Я встревожился. Пугачев дернул носом так, что мне стало не по себе.
— Раньше их, заместителей, было меньше. Фон Зеленый — прохвост, пришел на готовое. Он хитрый, этот Зеленый, и уникальный. Второго такого Зеленого не найдешь.
— Мировое правительство? — сказал я. — Ты это, Пугачев, ты учти. Все наши знают про мировое правительство. Я сам по нему реферат писал.
— Нет же! Это все чушь, фуфло. Бильдербергский клуб тебе, ага… Представь школьный класс.
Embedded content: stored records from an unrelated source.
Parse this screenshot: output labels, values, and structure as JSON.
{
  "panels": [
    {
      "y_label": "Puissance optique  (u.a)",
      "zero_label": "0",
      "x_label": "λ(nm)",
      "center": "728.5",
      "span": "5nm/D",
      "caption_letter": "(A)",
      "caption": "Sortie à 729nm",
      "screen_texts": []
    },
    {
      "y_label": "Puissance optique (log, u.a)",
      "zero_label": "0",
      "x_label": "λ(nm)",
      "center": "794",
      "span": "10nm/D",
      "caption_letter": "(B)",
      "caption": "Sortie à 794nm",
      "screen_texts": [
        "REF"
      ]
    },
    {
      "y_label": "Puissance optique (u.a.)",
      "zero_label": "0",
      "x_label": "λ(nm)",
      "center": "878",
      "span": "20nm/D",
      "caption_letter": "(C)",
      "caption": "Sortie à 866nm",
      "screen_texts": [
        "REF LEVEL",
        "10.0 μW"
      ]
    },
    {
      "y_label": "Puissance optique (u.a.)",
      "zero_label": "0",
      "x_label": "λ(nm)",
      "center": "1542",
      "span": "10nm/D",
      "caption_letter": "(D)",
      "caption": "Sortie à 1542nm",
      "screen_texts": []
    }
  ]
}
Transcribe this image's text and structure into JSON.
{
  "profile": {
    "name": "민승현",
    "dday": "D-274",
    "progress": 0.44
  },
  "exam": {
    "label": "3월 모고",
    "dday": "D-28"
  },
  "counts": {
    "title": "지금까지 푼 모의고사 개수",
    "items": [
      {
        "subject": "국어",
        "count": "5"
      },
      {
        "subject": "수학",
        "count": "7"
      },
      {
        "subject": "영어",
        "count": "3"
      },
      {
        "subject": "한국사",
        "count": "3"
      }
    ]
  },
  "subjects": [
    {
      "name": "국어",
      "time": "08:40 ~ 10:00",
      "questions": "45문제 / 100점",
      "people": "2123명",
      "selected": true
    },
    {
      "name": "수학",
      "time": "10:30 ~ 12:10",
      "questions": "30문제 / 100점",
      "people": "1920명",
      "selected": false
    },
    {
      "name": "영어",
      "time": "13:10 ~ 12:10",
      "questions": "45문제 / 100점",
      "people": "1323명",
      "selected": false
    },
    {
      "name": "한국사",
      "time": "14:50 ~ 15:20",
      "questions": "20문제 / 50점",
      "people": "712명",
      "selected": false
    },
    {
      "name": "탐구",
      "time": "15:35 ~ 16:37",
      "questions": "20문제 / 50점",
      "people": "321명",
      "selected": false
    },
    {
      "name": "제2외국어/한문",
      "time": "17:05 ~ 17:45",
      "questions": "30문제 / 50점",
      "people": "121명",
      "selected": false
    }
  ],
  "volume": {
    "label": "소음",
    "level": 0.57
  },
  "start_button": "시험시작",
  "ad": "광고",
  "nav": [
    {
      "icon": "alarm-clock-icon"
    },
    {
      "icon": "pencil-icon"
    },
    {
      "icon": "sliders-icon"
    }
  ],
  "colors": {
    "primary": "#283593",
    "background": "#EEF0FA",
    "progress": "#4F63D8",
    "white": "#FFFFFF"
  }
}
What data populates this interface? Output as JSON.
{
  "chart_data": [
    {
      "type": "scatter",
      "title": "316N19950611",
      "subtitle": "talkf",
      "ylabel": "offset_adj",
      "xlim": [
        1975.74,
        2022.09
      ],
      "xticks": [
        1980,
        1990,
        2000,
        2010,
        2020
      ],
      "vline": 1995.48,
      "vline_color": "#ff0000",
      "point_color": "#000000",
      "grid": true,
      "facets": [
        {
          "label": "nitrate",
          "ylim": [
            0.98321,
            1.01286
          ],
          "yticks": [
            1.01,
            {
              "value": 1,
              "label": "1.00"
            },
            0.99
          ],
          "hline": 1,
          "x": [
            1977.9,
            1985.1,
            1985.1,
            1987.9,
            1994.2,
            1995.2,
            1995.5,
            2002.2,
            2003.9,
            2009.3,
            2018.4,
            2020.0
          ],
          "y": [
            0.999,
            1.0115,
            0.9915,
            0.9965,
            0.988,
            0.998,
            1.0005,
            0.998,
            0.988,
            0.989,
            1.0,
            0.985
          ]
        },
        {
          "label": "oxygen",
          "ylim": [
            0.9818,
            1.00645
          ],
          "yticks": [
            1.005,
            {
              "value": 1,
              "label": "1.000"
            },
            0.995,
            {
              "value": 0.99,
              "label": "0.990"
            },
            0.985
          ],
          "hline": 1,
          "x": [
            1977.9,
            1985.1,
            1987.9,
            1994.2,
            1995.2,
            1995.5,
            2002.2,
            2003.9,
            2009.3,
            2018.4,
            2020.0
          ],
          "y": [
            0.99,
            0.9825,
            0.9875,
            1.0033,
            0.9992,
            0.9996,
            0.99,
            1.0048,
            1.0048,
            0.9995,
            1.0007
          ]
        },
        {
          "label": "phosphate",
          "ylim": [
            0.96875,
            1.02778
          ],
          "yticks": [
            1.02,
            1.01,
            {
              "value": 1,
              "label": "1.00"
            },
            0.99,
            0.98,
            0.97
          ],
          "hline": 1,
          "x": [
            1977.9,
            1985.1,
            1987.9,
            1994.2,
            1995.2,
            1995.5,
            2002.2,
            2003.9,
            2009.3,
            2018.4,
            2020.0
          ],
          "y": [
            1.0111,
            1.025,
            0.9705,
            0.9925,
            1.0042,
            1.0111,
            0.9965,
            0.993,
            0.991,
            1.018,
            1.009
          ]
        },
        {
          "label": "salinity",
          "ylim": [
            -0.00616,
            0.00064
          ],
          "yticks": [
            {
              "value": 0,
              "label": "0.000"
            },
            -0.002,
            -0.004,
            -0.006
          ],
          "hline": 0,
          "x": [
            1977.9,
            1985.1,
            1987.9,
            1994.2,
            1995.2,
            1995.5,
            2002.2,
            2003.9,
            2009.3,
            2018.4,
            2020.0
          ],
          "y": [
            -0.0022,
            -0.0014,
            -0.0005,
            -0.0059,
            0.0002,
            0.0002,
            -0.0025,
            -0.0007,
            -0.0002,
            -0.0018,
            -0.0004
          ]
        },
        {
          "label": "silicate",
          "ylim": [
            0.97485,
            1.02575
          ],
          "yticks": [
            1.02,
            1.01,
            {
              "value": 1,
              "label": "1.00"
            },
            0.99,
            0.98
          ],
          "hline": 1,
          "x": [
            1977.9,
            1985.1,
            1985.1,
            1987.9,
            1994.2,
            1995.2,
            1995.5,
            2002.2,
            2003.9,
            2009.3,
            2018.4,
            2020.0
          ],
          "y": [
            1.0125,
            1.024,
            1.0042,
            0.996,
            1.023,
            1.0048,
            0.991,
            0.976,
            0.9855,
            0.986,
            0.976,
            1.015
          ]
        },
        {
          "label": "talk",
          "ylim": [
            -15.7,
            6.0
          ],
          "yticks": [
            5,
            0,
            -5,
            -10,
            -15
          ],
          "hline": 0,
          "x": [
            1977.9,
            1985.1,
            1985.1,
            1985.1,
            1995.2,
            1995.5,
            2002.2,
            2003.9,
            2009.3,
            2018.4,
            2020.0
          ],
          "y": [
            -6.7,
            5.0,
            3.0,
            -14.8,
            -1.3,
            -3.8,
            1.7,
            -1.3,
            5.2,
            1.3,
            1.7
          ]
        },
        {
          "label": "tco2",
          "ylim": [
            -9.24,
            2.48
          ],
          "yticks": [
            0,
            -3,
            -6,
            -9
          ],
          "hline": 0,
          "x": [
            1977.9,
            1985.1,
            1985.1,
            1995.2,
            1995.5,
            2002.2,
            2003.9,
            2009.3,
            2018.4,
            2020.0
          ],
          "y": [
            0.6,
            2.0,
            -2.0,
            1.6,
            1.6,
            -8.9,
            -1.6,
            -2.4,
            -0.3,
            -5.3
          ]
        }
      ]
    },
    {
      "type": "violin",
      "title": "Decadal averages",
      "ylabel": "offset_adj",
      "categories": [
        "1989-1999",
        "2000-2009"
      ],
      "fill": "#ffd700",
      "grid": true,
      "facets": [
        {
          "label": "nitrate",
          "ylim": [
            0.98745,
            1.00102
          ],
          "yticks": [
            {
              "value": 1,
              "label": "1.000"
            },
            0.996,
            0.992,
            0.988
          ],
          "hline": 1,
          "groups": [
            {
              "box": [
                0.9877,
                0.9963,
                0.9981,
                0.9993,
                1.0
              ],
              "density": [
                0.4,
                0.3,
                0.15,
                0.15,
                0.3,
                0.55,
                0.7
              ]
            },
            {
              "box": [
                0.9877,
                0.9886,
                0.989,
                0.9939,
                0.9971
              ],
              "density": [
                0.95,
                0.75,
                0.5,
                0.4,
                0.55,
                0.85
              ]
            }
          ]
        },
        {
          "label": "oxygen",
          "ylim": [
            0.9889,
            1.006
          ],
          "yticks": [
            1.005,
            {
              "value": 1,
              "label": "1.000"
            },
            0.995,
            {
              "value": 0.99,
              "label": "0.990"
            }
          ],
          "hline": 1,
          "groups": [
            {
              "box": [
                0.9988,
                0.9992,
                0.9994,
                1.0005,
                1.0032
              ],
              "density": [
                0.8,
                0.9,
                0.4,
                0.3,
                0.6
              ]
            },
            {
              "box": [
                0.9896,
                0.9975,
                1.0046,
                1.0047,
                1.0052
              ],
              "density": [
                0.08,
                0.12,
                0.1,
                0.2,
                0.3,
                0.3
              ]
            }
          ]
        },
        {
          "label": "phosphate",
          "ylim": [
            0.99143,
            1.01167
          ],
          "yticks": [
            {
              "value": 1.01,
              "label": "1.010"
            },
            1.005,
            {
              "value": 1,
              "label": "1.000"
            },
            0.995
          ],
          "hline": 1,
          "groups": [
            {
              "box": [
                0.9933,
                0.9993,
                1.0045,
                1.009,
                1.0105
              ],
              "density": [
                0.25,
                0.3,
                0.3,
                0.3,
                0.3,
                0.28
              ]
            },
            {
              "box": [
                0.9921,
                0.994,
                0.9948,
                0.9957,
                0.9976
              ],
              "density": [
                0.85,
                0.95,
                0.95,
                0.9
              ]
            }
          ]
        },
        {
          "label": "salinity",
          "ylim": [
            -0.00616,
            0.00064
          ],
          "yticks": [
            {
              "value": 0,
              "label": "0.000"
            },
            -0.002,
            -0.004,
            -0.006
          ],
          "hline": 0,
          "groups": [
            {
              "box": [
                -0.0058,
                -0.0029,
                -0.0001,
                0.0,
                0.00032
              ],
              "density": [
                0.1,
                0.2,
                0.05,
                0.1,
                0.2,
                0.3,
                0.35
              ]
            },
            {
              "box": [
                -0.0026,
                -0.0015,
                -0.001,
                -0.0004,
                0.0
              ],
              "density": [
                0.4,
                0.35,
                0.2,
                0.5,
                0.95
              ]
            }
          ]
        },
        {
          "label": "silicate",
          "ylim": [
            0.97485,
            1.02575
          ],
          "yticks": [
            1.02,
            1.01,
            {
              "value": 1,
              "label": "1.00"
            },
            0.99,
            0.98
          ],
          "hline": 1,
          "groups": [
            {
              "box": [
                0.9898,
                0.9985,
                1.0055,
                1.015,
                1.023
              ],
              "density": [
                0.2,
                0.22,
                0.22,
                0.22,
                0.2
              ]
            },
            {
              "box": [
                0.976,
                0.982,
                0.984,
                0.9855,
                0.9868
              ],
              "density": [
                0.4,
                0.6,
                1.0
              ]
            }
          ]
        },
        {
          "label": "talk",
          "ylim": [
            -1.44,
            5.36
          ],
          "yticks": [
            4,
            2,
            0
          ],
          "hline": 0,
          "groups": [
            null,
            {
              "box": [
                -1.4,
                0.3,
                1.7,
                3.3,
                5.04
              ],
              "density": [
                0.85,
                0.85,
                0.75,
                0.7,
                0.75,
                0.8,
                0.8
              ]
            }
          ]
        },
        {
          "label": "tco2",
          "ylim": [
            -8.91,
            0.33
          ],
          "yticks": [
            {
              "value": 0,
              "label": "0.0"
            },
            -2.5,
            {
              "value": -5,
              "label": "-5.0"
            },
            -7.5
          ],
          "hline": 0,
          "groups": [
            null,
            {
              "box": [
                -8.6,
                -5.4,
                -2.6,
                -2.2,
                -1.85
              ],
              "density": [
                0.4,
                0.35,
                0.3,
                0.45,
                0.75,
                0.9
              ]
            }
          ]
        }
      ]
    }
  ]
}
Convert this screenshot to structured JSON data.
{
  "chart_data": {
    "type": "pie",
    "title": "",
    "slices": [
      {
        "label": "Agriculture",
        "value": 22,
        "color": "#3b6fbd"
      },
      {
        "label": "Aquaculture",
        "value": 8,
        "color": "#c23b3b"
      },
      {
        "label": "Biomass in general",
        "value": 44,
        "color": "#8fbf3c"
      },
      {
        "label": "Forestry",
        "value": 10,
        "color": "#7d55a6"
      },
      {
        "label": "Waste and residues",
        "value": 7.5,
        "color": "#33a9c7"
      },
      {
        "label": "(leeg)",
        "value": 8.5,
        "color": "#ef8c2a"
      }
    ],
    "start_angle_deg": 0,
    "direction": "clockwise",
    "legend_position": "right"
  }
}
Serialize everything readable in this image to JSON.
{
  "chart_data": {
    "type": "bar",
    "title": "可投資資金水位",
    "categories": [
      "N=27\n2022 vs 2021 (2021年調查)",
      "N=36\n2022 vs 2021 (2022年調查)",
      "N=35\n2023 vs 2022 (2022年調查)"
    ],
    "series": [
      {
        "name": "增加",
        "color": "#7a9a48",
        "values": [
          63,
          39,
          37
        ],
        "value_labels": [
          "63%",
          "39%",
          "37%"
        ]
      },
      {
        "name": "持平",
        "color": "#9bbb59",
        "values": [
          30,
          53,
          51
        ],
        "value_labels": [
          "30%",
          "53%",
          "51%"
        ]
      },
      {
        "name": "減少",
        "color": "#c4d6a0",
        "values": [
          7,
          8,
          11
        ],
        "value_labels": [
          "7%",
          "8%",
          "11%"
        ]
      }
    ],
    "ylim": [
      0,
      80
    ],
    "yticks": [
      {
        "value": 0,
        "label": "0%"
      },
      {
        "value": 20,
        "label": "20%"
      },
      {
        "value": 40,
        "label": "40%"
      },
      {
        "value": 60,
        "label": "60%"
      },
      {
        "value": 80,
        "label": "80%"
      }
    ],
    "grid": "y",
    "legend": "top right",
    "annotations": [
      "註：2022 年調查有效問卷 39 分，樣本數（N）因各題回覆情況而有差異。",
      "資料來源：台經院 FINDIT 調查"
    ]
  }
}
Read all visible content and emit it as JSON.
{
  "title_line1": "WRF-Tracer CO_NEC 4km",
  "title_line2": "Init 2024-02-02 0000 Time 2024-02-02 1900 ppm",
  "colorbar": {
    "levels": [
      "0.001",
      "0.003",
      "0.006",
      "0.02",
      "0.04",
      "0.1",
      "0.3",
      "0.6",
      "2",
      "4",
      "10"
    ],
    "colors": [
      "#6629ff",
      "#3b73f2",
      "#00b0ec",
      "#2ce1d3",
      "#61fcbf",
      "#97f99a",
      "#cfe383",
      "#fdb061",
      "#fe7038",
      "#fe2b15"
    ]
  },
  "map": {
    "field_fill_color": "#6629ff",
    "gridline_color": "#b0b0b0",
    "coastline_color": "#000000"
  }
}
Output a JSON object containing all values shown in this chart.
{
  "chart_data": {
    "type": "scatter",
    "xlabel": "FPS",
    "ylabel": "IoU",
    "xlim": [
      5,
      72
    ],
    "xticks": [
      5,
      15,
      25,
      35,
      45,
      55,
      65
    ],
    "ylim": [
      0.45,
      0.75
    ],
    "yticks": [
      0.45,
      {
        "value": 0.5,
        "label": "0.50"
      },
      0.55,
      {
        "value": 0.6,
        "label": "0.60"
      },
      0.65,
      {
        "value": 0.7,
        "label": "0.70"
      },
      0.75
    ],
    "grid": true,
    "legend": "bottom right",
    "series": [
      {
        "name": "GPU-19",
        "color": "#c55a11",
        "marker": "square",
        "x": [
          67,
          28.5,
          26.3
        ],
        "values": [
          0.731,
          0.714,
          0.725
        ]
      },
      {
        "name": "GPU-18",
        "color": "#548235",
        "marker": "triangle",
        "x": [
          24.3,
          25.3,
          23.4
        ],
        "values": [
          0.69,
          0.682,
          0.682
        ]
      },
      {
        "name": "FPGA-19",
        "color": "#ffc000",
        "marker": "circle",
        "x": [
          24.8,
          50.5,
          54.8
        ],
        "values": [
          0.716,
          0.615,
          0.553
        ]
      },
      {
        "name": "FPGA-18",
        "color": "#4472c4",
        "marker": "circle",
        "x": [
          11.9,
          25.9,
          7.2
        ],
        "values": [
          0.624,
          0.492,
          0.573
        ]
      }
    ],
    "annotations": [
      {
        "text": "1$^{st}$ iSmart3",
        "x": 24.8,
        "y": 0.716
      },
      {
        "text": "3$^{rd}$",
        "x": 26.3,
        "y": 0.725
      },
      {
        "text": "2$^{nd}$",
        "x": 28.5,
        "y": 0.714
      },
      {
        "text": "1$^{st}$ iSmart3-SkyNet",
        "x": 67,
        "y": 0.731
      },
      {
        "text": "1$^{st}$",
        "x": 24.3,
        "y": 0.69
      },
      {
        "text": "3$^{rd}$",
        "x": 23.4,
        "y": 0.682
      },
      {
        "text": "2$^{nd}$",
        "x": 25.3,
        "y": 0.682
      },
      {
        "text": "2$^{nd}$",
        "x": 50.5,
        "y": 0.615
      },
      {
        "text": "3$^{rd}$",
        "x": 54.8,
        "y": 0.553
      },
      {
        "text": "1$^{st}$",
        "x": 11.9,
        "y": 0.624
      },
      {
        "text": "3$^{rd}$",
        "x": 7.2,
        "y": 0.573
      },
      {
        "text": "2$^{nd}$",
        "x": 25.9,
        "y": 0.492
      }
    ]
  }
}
Мировое правительство — типа старосты. А Зося — классный руководитель. Или, если хочешь, завуч, директор школы. Он не часть класса, не пацан — понимаешь? Он любого завтра назначит. И вообще, какая там власть у старосты? Директору настучать?
Дело было зимой, под ее конец. Февраль наш, как известно, сама двойственность. Временами — капель, местами — прогалины, но это, замечу вам, чешуя, и, с позволения сказать, иллюзии. Главное, что окончательно устаешь. Русская зима, наша черно-белая майя, вяло впадает в себя, обрастая признаком бесконечности, и в душе, говоря словами писателя, настает полнейший ухряб. Сознание покрывается ледяной коростой, тело пляшет на автомате. Я с большим подозрением относился к этому месяцу, и, практика показала, почти заслуженно…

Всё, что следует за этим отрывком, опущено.